From the Guidelines
The evaluation of a patient with knee pathology should begin with a thorough history and physical examination, followed by appropriate diagnostic testing, prioritizing the patient's morbidity, mortality, and quality of life as the primary outcome. The physical examination should include inspection for swelling, deformity, and skin changes; palpation for tenderness and effusion; assessment of range of motion; stability testing with maneuvers such as the Lachman test, anterior/posterior drawer tests, and varus/valgus stress tests; and evaluation of meniscal pathology using McMurray's test and Thessaly test 1.
Key Components of the Physical Examination
- Inspection for swelling, deformity, and skin changes
- Palpation for tenderness and effusion
- Assessment of range of motion
- Stability testing with maneuvers such as the Lachman test, anterior/posterior drawer tests, and varus/valgus stress tests
- Evaluation of meniscal pathology using McMurray's test and Thessaly test
Initial imaging typically includes weight-bearing radiographs in anteroposterior, lateral, and sunrise views to assess for fractures, degenerative changes, and alignment issues, as recommended by the American College of Radiology 1. Advanced imaging may be indicated based on clinical findings: MRI is valuable for soft tissue injuries including meniscal tears, ligament injuries, and cartilage damage, while CT scans help evaluate complex fractures.
Imaging Modalities
- Weight-bearing radiographs in anteroposterior, lateral, and sunrise views
- MRI for soft tissue injuries
- CT scans for complex fractures
Laboratory tests such as inflammatory markers, synovial fluid analysis, or serology may be necessary when infection or rheumatologic conditions are suspected 1. This systematic approach allows for accurate diagnosis and appropriate treatment planning, whether conservative management with rest, ice, compression, elevation (RICE), physical therapy, and anti-inflammatory medications, or surgical intervention for structural damage. The most recent and highest quality study, published in 2020, supports the use of a thorough history and physical examination, followed by appropriate diagnostic testing, to evaluate patients with knee pathology 1.
From the Research
Approach to Evaluating a Patient with Knee Pathology
The approach to evaluating a patient with knee pathology involves a combination of history taking, physical examination, and diagnostic tests.
- The clinical examination is the most important component in the diagnosis of knee joint diseases, in addition to a differentiated history 2.
- The examination should include general inspection and palpation, as well as specific tests for the patella, menisci, cruciate ligaments, and collateral ligaments 2.
- The McMurray test, Apley test, and medial and lateral joint line tenderness are used to diagnose meniscal tears 3.
- The Lachman test, jerk test, pivot-shift test, anterior drawer test, and KT-2000 side-to-side difference are used to diagnose ACL tears 3.
- The accuracy of clinical investigation for meniscal tears associated with ACL injuries can be decreased due to the remnants of the torn ACL and synovitis 3.
- Stress radiography is an important and validated objective measure in surgical decision making and post-operative assessment for PCL injuries 4.

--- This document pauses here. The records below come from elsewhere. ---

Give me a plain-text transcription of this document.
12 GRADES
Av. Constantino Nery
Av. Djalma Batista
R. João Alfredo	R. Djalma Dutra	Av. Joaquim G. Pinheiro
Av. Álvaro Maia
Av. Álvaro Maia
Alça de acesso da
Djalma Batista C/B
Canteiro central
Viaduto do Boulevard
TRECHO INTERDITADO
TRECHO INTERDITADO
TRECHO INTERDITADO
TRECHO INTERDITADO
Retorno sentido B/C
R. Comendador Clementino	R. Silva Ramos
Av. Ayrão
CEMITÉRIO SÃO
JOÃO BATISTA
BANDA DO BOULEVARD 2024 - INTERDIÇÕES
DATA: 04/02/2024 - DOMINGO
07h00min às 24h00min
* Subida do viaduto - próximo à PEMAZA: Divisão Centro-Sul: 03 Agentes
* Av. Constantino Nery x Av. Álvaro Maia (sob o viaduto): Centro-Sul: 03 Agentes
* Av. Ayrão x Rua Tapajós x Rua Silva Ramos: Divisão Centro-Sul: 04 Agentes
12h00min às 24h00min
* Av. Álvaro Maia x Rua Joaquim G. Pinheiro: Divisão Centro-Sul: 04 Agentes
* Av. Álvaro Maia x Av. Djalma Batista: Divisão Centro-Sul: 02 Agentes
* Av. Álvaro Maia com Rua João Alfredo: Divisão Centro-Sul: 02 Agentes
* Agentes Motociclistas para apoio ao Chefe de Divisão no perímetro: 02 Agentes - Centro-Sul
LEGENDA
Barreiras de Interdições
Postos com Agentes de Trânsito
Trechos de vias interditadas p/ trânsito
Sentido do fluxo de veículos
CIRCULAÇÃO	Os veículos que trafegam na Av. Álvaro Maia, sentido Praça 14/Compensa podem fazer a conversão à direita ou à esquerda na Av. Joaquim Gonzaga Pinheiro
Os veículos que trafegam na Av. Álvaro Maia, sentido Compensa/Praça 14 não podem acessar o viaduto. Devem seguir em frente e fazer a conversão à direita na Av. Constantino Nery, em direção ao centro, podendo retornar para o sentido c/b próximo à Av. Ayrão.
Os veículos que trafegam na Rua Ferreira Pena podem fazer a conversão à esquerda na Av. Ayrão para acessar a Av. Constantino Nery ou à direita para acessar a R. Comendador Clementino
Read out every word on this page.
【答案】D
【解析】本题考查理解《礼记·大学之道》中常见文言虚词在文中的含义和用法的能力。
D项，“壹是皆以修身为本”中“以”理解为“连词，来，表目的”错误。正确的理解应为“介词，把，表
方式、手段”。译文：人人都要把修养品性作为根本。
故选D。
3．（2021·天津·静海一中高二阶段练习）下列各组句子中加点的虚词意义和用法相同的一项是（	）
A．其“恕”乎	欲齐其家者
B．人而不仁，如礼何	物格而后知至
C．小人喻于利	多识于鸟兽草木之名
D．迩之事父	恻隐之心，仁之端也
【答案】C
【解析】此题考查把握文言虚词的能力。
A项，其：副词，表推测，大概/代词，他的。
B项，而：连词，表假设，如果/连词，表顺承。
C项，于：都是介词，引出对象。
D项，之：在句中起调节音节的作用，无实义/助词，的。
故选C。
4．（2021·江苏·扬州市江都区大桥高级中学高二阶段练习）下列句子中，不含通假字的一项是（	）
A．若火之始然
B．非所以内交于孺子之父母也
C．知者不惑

- Isolated grade I or II PCL injuries can usually be treated non-operatively, while acute grade III PCL ruptures with other ligamentous injury and/or repairable meniscal body/root tears may require surgery 4.
Special Considerations
- Medial meniscus posterior root tears are often caused by meniscal degeneration, while lateral meniscus posterior root tears are mainly caused by trauma, especially trauma associated with ACL injuries 5.
- In rare cases, both meniscal posterior root tears can occur with an intact ACL, and surgical treatment with single-transtibial pullout repair may be effective 5.
- Conservative management of ACL ruptures and nonoperative management of PCL injuries may be reasonable strategies, while isolated MCL injuries are usually treated with a brief period of immobilization and symptomatic management 6.